Jessica Lyons Tue 13 May 2025 // 10:00 UTC

正当美国在预算削减、信息披露延迟以及自身跟踪系统未来不明朗的情况下挣扎时,欧洲漏洞数据库 (EUVD) 现已全面投入运营,提供了一个简化的平台来监控关键且被积极利用的安全漏洞。

截至周二,该网站的完整版本已经启动并运行。

ENISA 执行董事 Juhan Lepassaar 在宣布 EUVD 的声明中表示:“欧盟现在配备了一个重要工具,旨在大幅改进漏洞管理以及与之相关的风险。”

Lepassaar 继续说道:“该数据库确保了受影响的 ICT 产品和服务的所有用户的透明度,并将成为查找缓解措施的有效信息来源。”

欧盟网络安全局 (ENISA) 于 2024 年 6 月首次宣布了该项目,该项目由欧盟网络和信息安全 2 指令授权,并在美国 Common Vulnerabilities and Exposures (CVE) 计划面临不确定性期间,于上个月悄然推出了有限访问权限的 Beta 版本。

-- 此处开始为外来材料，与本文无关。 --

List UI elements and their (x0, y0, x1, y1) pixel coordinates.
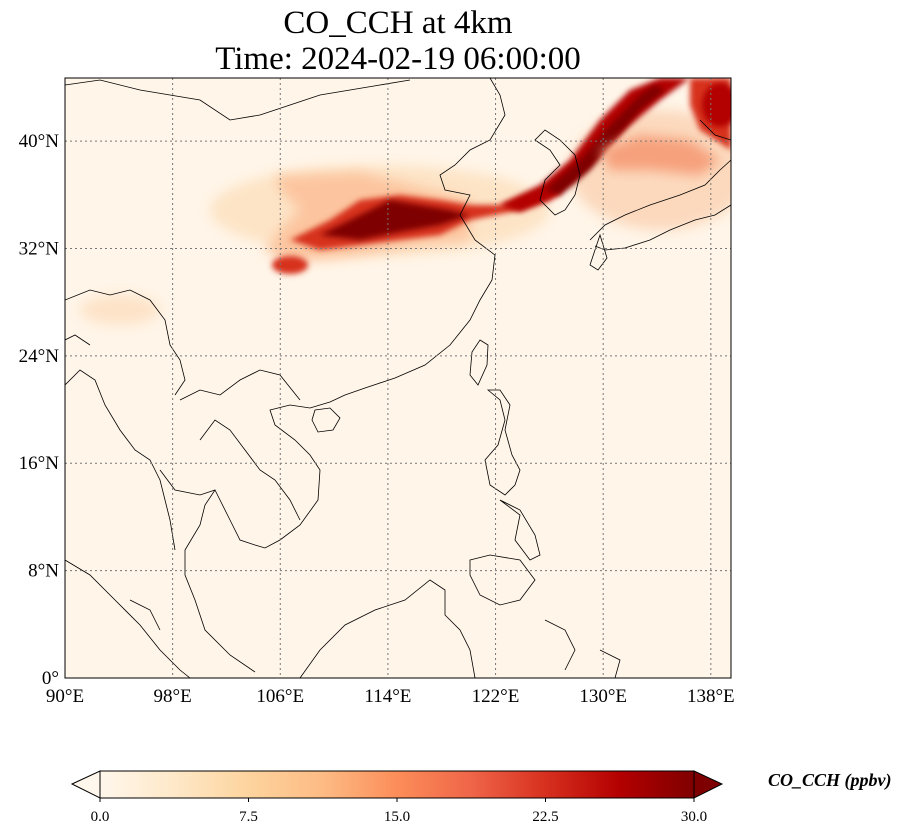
map-frame (64, 77, 732, 679)
x-tick-label: 114°E (364, 686, 411, 707)
colorbar: 0.0 7.5 15.0 22.5 30.0 (70, 770, 724, 825)
x-tick-label: 98°E (154, 686, 192, 707)
y-tick-label: 32°N (19, 238, 60, 259)
colorbar-max-extend (693, 770, 724, 799)
y-tick-label: 24°N (19, 346, 60, 367)
colorbar-tick-label: 0.0 (91, 809, 110, 825)
map-title-line2: Time: 2024-02-19 06:00:00 (215, 41, 581, 77)
gridlines (65, 78, 731, 678)
y-tick-label: 0° (42, 668, 59, 689)
y-axis-ticks: 0° 8°N 16°N 24°N 32°N 40°N (19, 131, 60, 689)
co-concentration-field (65, 78, 731, 678)
colorbar-tick-label: 22.5 (532, 809, 558, 825)
colorbar-tick-label: 15.0 (384, 809, 410, 825)
colorbar-label: CO_CCH (ppbv) (768, 770, 892, 790)
colorbar-tick-label: 7.5 (239, 809, 258, 825)
x-tick-label: 130°E (579, 686, 627, 707)
colorbar-min-extend (70, 770, 101, 799)
y-tick-label: 40°N (19, 131, 60, 152)
y-tick-label: 8°N (28, 561, 59, 582)
x-axis-ticks: 90°E 98°E 106°E 114°E 122°E 130°E 138°E (46, 686, 735, 707)
coastlines (65, 78, 731, 678)
colorbar-tick-label: 30.0 (681, 809, 707, 825)
x-tick-label: 90°E (46, 686, 84, 707)
y-tick-label: 16°N (19, 453, 60, 474)
x-tick-label: 138°E (687, 686, 735, 707)
colorbar-gradient (99, 770, 695, 799)
map-title-line1: CO_CCH at 4km (283, 5, 513, 41)
x-tick-label: 122°E (472, 686, 520, 707)
x-tick-label: 106°E (256, 686, 304, 707)
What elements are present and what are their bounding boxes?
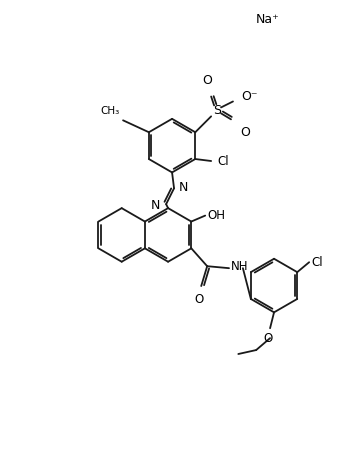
Text: O: O xyxy=(240,126,250,139)
Text: OH: OH xyxy=(207,209,225,222)
Text: NH: NH xyxy=(231,260,248,273)
Text: O⁻: O⁻ xyxy=(241,90,257,103)
Text: Cl: Cl xyxy=(217,154,229,168)
Text: CH₃: CH₃ xyxy=(101,106,120,116)
Text: O: O xyxy=(195,293,204,306)
Text: Na⁺: Na⁺ xyxy=(256,13,279,26)
Text: O: O xyxy=(202,73,212,87)
Text: N: N xyxy=(151,199,160,212)
Text: S: S xyxy=(213,104,221,117)
Text: O: O xyxy=(264,332,273,345)
Text: Cl: Cl xyxy=(311,256,323,269)
Text: N: N xyxy=(179,181,188,194)
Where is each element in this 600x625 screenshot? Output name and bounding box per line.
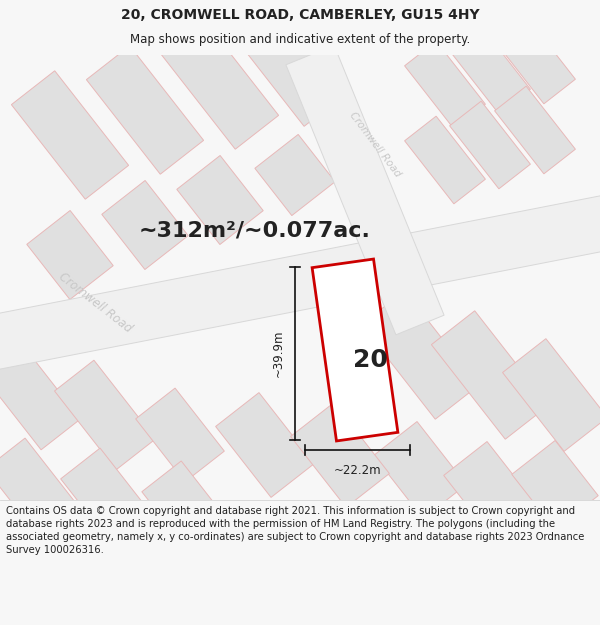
Polygon shape — [312, 259, 398, 441]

《Register》的读者——尤其是那些负责漏洞管理的人员——应该还记得,美国政府对 CVE 计划的资助原定于 4 月到期,直到美国网络安全和基础设施安全局 (CISA) 在最后一刻介入,并与 MITRE 续签了合同,以继续运营该计划。

更广泛地说,山姆大叔一直在努力削减 CISA 和其他网络安全资金,与此同时,负责美国政府安全设计计划的关键联邦雇员也纷纷离职

此外,CISA 在周一表示,它将不再在其公共网站上发布常规警报——包括那些详细说明被利用的漏洞的警报。相反,这些更新将通过电子邮件、RSS 订阅以及该机构在 X 上的帐户进行传递。

鉴于所有这些情况,网络安全专业人士如果怀疑美国政府致力于加强网络安全和消除漏洞,也是可以理解的。

EUVD 应运而生。EUVD 与美国政府的 National Vulnerability Database (NVD) 类似,它识别每个已披露的错误(具有 CVE 分配的 ID 和其自己的 EUVD 标识符), 注释漏洞的严重性和利用状态,并链接到可用的建议和补丁。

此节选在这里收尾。